Arrest warrants were issued on Monday, Nov. 30, for Lloyd L. Raimer, Wayne J. Bacon and Bobby G. Massey. All present city council members. According to court papers filed by the district attorney’s office, the Open Meetings Act violation occurred following a June 22, 2015 council meeting. Michael Dean, an agent with Oklahoma State Bureau of Investigations, began investigating the allegations after the OSBI was requested by Okfuskee County District Attorney Max Cook. (Full story here)
“In prosecuting a violation of the Open Meeting Act, the district attorney need only prove a willful failure to comply. Criminal intent need not be proved because the conduct is illegal by virtue of the statute, the Court of Criminal Appeals has said.” (Hillary v. State, 1981 OK CR 78, ¶ 5)
“In other words, a crime exists because the statute deemed the conduct to be wrong.”
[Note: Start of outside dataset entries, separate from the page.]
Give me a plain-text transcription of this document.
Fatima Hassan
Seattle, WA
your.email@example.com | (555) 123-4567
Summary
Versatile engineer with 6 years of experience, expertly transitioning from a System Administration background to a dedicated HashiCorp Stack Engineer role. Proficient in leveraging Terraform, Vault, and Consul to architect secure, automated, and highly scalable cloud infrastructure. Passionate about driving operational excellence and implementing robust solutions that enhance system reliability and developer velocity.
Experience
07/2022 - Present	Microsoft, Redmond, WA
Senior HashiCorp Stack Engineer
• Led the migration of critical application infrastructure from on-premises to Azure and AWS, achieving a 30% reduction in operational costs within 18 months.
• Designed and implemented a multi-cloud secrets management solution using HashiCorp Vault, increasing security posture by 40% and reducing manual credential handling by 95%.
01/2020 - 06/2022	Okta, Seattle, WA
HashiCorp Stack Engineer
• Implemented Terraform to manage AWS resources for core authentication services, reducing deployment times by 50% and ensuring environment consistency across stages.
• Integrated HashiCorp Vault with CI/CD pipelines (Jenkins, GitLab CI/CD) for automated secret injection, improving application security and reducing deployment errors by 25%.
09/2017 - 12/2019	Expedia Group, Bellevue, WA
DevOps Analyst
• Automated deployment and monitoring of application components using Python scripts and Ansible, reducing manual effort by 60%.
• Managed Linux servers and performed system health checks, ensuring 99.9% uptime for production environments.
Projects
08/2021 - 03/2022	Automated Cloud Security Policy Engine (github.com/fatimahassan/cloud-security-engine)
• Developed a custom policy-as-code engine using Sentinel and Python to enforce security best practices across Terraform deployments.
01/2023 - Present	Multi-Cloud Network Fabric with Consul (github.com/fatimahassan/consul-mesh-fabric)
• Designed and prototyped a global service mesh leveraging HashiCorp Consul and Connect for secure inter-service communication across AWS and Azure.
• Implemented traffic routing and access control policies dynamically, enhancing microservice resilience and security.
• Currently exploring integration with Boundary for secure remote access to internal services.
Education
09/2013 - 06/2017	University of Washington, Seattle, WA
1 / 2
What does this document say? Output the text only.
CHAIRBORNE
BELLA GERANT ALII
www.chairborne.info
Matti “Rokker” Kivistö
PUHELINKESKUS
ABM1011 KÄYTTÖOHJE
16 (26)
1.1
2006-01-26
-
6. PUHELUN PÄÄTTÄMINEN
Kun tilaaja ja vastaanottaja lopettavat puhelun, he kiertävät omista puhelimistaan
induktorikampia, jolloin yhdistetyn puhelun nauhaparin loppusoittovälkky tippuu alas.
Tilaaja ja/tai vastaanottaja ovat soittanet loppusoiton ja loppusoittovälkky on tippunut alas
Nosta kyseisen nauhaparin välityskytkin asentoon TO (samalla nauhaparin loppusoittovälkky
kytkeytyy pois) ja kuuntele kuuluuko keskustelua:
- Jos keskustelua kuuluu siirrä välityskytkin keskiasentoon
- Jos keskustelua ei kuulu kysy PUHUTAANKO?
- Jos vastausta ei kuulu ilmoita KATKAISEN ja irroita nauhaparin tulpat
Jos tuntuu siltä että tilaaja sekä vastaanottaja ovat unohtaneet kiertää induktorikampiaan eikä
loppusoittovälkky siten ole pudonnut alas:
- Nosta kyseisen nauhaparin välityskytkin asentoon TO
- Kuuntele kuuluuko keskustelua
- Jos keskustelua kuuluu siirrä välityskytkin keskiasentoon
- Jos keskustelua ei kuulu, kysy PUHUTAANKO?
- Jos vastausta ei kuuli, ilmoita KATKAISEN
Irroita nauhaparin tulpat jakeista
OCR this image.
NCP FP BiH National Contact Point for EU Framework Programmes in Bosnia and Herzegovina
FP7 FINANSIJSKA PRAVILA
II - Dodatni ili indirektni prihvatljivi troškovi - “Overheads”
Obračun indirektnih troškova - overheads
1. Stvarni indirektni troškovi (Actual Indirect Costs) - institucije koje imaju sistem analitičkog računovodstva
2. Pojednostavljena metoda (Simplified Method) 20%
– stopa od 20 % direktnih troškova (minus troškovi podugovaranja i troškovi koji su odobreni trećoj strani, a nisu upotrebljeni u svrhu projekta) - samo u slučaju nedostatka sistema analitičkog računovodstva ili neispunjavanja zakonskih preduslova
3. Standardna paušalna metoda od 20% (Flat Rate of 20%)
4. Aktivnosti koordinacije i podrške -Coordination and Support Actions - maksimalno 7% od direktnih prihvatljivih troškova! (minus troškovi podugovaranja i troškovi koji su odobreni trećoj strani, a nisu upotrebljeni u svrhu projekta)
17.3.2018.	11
“The Act also does not require prosecutors to prove injury “to establish a prima facie case of a violation,” the court said. (link to FOI Oklahoma.Org coverage)”
“The Oklahoma Supreme Court has said that under the Open Meeting Act, “Willfulness does not require a showing of bad faith, malice, or wantonness, but rather, encompasses conscious, purposeful violations of the law or blatant or deliberate disregard of the law by those who know, or should know the requirements of the Act.” (Supreme Court case)
It’s encouraging to see the law being enforced, but sad we can’t get any State’s Attorney in this state to do the same when it comes to Open Meetings Act violations.